Across the nation today, women in our union are rising to enthusiastically support a candidate for president of the United States who is the most qualified, the best prepared and the fiercest defender of America’s families.
Hillary Clinton’s campaign has served to mobilize so many of my sisters along the campaign trail, and their enthusiasm and commitment fills me with enormous optimism for what we can achieve. She is committed to helping America’s families raise wages and improve benefits, to fix the student loan debt and, finally, to gain equal pay for equal work.
Many of them were out knocking on doors during the Presidents’ Day weekend, including in Nevada, ahead of the Democratic caucuses where Secretary Clinton won 53 percent of the vote. They are motivated because they know she will strengthen our families and our communities, defending critically needed public services.
“We want to make sure our members know how to participate in the process, and where to go,” said Sonja Whitten, a Nevada Department of Welfare and Social Services employee and vice president of AFSCME Local 4041. She and other volunteers were educating members about how Secretary Clinton has championed working families and will fight for public services and the workers who deliver them.
That message came through loud and clear in Iowa, where Secretary Clinton won union households 52-43 over Sen. Bernie Sanders, with 21 percent of caucus goers coming from union households. This is how we know we can make a difference. Not only do union members vote in higher proportion the rest of the electorate, they also work hard to get out the vote among colleagues, family, friends.
Because of the hard work on the ground by active and retired AFSCME activists like Jessie Vroegh and Susan Rowe, we were able to knock on more than 8,000 doors, engage in more than 11,000 one-on-one conversations with members, and put in more than 1,000 volunteer shifts for the campaign during our Get-Out-To-Caucus program.
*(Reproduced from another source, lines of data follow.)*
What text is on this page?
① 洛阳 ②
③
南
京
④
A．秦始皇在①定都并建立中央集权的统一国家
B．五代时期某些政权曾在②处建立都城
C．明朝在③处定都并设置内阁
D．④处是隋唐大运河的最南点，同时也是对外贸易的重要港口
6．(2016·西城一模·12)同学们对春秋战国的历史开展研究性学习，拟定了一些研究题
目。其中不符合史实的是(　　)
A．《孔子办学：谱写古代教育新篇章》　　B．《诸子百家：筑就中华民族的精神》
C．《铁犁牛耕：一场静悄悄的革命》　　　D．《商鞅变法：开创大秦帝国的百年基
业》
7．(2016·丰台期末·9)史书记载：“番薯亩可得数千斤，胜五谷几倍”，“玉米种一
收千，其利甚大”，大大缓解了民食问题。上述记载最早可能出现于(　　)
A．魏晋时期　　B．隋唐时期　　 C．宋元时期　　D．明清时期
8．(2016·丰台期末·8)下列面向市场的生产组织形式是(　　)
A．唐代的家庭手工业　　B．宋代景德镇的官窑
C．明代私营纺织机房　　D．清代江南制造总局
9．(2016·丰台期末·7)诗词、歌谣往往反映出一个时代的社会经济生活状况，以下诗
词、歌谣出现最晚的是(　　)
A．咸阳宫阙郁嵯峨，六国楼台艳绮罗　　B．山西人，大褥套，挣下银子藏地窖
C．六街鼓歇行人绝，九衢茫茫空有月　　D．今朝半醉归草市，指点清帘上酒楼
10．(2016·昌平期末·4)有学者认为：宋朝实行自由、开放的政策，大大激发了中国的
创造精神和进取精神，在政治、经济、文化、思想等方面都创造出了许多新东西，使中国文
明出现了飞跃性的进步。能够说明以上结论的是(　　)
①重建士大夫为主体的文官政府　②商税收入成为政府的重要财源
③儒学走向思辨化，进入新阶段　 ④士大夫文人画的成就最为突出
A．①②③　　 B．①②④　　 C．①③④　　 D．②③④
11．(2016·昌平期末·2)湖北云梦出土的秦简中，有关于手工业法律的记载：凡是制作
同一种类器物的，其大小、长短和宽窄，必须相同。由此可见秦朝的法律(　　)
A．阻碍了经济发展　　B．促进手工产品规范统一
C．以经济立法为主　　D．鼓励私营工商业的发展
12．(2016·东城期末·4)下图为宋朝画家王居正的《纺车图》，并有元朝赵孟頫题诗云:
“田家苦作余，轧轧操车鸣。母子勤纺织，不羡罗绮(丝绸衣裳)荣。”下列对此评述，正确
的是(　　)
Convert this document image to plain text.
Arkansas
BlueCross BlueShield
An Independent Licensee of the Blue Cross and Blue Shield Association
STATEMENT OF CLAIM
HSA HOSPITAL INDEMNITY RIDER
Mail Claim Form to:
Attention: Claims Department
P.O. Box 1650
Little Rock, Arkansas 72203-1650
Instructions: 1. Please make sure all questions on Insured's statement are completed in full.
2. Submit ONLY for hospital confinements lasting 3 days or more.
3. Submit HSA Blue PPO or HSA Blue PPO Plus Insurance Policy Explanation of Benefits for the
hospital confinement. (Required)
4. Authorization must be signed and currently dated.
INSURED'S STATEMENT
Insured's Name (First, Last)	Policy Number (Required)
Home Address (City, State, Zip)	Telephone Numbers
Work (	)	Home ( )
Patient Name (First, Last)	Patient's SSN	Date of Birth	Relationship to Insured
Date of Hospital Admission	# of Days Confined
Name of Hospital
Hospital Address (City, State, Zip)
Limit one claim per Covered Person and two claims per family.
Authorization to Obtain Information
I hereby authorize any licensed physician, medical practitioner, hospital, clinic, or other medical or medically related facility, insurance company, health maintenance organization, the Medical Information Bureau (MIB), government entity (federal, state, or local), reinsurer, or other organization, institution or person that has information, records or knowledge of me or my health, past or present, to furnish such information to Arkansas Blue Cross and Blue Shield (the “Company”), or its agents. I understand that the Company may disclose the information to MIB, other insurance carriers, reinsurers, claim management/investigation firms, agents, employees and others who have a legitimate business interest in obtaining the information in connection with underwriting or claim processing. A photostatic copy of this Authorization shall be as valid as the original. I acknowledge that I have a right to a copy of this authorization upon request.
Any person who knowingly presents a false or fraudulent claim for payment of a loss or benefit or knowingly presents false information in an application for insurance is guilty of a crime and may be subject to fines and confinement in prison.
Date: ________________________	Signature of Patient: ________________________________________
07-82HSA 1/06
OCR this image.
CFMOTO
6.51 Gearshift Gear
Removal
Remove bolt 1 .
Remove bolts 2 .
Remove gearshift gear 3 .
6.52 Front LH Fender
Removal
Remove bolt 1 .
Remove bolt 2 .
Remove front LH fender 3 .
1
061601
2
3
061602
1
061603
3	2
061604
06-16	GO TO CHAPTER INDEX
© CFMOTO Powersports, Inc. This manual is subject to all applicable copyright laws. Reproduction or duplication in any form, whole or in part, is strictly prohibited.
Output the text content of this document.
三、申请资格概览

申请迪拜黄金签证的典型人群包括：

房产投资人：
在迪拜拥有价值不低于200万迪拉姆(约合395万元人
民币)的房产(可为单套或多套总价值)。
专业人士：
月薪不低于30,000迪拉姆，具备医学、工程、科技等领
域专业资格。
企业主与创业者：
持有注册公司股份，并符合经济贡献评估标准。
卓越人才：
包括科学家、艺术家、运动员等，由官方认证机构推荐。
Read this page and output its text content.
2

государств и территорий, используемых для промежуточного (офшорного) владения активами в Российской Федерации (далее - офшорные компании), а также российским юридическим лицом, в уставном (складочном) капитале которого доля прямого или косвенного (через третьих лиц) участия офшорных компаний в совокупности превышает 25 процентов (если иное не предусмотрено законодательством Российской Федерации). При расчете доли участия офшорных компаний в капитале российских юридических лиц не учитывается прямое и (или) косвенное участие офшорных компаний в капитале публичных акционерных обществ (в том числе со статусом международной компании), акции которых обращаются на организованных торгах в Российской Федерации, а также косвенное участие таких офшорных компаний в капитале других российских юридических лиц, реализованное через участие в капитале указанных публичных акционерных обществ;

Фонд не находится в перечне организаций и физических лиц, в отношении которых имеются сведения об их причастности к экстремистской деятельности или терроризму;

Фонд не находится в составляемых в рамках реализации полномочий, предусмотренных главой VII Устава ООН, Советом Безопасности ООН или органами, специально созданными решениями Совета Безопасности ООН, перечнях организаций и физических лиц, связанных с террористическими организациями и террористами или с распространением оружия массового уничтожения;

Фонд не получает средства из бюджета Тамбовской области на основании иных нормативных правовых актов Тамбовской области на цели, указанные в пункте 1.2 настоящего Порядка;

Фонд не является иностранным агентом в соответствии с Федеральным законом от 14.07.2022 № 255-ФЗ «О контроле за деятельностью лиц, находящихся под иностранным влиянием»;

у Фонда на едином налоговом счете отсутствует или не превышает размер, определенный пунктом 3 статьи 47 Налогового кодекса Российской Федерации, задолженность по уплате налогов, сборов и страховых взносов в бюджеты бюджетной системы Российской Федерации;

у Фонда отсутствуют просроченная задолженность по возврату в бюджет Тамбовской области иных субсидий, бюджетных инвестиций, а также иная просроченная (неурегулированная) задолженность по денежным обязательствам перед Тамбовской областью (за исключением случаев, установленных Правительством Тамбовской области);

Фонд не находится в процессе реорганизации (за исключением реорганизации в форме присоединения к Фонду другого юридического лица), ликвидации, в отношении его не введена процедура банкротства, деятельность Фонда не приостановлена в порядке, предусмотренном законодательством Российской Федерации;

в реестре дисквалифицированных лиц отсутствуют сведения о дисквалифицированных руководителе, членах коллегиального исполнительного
“We talked with members about Hillary’s personal story,” of substantive success on policy issues that affect so many Americans, Vroegh said, “about how she was the first to work on a real plan for health care reform, and then how she created the Children’s Health Insurance Program. She will listen to us – that was a big part of our message to members.”
Secretary Clinton’s commitment to working families and to worker rights was on display during the Democratic debate Feb. 11. Speaking in Wisconsin, she took the opportunity to criticize anti-worker Gov. Scott Walker for slashing education funding and worker rights. “We’ve got to stand up for unions, for working people who built the middle class, and who are being attacked by ideologues,” she said.
The next day, she doubled-down on her support for union workers in an opinion piece in Medium, pledging to fight for higher wages and better jobs for American workers.
“The American labor movement knows how to get it done: by organizing,” she wrote. “We see it all the time – when working people join together and bargain collectively, wages go up and families are better off.”
It is this concern for American families – a lifelong mission going back to her days working for the Children’s Defense Fund and reflected in her 1996 book, It Takes a Village – that inspires women to rally behind her. Laura Leavitt, who retired from Nevada’s Early Intervention Services, assisting children with special needs, thanked Hillary for her work helping children when she met the then-senator from New York in 2008.
“Senator Clinton said, ‘No, thank you! You’re making a difference in their lives,’” Leavitt recalls. “It was so gratifying. I think she will be a great President.”
During the next Presidential campaign in 2020, we will celebrate the 100th anniversary of the 19th Amendment, which recognized women’s right to vote. I fervently hope that we will be working then to re-elect the first female president. With the support of America’s women, and all those who care about women’s rights, she will win.